Converting Dynamic Tables to Streams
Similar to tables in relational databases, dynamic tables undergo continuous modifications via Insert, Update, and Delete operations. Converting a dynamic table to a stream or writing it to an external system requires encoding these change operations into a stream of messages that instruct the downstream system what to do. Flink's Table API and SQL support three encoding modes:
- Append-only Stream: A dynamic table modified solely through insert operations can be directly converted to an append-only stream. Each emitted element corresponds to a newly added row in the table.
- Retract Stream: A retract stream contains two types of messages: Add messages and Retract messages. The encoding rules are: INSERT operations become Add messages. DELETE operations become Retract messages. UPDATE operations are encoded as a Retract message for the old row and an Add message for the new row. This encoding allows a dynamic table to be converted into a retract stream representing all changes.
- Upsert Stream: An upsert stream contains Upsert messages and Delete messages. "Upsert" combines "update" and "insert". In this encoding, both INSERT and UPDATE operations are encoded as Upsert messages (where a key determines if it's an insert or update), while DELETE operations are encoded as Delete messages.

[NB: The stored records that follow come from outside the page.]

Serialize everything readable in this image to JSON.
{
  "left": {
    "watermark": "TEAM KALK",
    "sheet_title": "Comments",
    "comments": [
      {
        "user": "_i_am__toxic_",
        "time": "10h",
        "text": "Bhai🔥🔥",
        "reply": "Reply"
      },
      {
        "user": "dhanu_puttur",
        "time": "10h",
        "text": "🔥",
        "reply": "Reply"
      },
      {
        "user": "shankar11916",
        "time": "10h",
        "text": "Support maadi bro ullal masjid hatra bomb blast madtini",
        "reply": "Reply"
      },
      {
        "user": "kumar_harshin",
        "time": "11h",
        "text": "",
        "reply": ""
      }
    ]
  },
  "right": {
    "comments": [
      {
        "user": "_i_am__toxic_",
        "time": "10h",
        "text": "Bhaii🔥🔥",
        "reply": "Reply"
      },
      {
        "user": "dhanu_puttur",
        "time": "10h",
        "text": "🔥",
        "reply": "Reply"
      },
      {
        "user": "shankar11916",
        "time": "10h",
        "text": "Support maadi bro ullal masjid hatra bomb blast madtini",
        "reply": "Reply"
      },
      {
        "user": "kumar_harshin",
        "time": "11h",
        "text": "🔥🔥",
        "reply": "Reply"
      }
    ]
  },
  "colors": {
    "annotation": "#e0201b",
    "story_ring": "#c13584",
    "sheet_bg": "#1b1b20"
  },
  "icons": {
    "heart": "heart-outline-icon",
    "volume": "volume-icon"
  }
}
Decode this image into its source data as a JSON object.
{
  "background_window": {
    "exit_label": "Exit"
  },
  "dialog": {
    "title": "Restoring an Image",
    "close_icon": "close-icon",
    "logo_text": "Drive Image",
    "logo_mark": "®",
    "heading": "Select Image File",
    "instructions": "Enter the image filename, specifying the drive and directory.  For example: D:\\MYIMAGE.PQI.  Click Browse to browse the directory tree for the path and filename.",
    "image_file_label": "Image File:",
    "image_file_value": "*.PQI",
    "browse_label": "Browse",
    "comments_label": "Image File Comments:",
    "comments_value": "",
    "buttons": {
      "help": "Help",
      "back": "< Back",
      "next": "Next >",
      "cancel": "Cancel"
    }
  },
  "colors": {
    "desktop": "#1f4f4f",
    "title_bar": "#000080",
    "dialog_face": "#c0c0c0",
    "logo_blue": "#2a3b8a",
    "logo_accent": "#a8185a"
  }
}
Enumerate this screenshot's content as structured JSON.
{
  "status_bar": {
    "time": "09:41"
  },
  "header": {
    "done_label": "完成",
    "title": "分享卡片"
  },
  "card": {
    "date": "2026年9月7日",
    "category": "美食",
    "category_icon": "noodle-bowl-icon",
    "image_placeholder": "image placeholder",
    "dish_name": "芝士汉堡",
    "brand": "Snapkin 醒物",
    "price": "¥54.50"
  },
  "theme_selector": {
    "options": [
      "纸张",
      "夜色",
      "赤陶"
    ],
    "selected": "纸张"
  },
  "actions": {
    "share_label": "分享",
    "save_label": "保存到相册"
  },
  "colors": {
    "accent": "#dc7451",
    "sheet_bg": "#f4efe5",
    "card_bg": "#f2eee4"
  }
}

When converting a dynamic table to a DataStream within Flink code, only append-only and retract stream encodings are supported. The toChangelogStream() method yields a retract stream. When connecting to external systems, the supported encoding depends on the characteristics of the specific sink.
Time Attributes in Flink SQL
Time-based operations, such as time windows, require a clear definition of time semantics and the source of timing information. In the Table API and SQL, tables can be augmented with a logical time attribute field specifically used to indicate time within table processing.
A time attribute is thus an integral part of a table's schema. It can be defined directly as a field in the DDL when creating a table or specified when converting a DataStream to a table. Once defined, the time attribute can be referenced like a regular column and used in time-based operations.
Event Time
Event time is the time embedded within the data records themselves, typically representing when an event occurred at its source. Using event time allows for correct handling of out-of-order events. To define an event time attribute, a watermarking strategy must be declared to specify how to derive event timestamps and handle lateness.
Processing Time
Processing time refers to the system time of the machine executing the operation (the Flink task manager). It is the simplest time notion, requiring no timestamp extraction or watermark generation. Defining a processing time attribute typically involves declaring a virtual column that is populated by the system's current time during processing.